Between 2001 and 2007, Makin worked in Sydney in various freelance capacities. These included radio announcing roles at 2UE, Radio 2GB, and ABC NewsRadio, as well as serving as a senior television reporter for Channel 7 Today Tonight.

In 2007, Makin returned to Adelaide to assume the role of senior investigative journalist, reporter and stand-in presenter for Channel 7 Adelaide’s Today Tonight. Subsequently, in 2013, he undertook a six-month contract with 5AA, presenting the evening program.

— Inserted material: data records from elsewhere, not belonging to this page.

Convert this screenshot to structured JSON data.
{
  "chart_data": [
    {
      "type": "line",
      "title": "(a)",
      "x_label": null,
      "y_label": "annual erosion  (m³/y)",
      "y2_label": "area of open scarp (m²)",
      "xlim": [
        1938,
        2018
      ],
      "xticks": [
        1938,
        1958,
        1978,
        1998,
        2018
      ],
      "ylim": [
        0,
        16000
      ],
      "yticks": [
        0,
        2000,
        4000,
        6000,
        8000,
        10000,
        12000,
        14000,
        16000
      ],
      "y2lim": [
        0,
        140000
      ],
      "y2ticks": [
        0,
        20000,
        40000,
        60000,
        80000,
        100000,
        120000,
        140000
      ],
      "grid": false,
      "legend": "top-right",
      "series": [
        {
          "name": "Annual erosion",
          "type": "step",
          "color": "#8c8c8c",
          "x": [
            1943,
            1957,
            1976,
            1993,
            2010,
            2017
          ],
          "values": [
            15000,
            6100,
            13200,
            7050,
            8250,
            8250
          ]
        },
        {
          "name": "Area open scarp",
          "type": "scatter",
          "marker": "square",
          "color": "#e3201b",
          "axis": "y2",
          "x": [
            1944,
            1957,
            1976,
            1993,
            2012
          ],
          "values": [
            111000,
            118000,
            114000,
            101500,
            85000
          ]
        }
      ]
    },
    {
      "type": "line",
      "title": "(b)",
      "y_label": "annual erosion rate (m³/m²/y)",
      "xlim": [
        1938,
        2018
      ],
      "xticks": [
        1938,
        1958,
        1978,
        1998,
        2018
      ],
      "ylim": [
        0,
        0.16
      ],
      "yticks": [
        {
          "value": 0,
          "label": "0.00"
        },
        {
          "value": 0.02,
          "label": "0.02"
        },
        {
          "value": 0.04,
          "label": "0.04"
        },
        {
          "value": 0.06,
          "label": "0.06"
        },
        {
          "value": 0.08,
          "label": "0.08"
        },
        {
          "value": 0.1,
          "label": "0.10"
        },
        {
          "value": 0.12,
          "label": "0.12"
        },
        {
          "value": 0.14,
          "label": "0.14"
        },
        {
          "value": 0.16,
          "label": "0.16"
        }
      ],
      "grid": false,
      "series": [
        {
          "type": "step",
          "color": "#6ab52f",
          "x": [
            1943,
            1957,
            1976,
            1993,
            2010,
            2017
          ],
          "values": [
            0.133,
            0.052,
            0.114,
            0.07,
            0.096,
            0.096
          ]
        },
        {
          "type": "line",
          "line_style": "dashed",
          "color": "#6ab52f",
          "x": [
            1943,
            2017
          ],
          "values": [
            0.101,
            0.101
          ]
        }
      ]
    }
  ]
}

In 2018, Paul Makin and his wife, Marion, acquired a radio broadcasting license for Port Douglas, Australia, and launched FAB FM. Makin served as the station's Program Manager and breakfast announcer. FAB FM provided service to the Douglas Shire until its transition to the community station Douglas FM in mid-2022. Following the transition, Makin and his wife continued their involvement as volunteers for two years, providing training and administrative support. He semi-retired from media work in 2024.

===Acting career===
Makin has appeared in a variety of feature films, plays, and television shows, including a role as a television host in episode 578 of the series Prisoner. In addition to his acting work, Makin has also been involved in the production and hosting of corporate presentations and television commercials. He is a regular MC for charitable events.

==Feature films==
- The Honourable Wally Norman: Playing the role of bookmaker Alan Unwin. Directed by Ted Emery and opened the 2003 Sydney Film Festival
- Street Hero: Playing the role of a car wash attendant. Directed by Michael Pattinson, Roadshow Films

==Television series==
- Crawford Productions Zoo Family, Playing the Role of Film Director. Director: Chris Snell
- Crawford Productions Special Squad, Playing the Role of a Drunken Journalist. Director: Howard Rubie
- Crawford Productions The Flying Doctors, Playing the Role of Rodeo Caller. Director: Pino Amenta
- Crawford Productions Special Squad, Playing the Role of Sex Shop Grafter. Director: Arch Nicholson
- Crawford Productions Carson's Law, Playing the Role of Racehourse Trainer Mr Gilbertson. Director: Paul Moloney
- Crawford Productions Carson's Law, Playing the Role of Process Server. Director: Sean Nash
- Crawford Productions Cop Shop, Playing the Role of Real Estate Agent James Wilmott. Director: Robert Meillon
- Grundy Television Prisoner, Playing the Role of a Salesman. Director: Sean Nash
- Grundy Television Prisoner, Playing the Role of Talk Show Host Bob Michaels. Director: Kendal Flanigan

==Plays==
- WA Productions Mothers And Fathers, Playing the Role of a Policeman. Director: Barrie Barkla
- Space Theatre Adelaide Deadly Nightcap, Playing the Role of Geoffrey Curtis. Director: John Edmund
- Clink Theatre Port Douglas Priscilla The Musical, Playing the role of Bob the Mechanic. Director: Michael Kerr.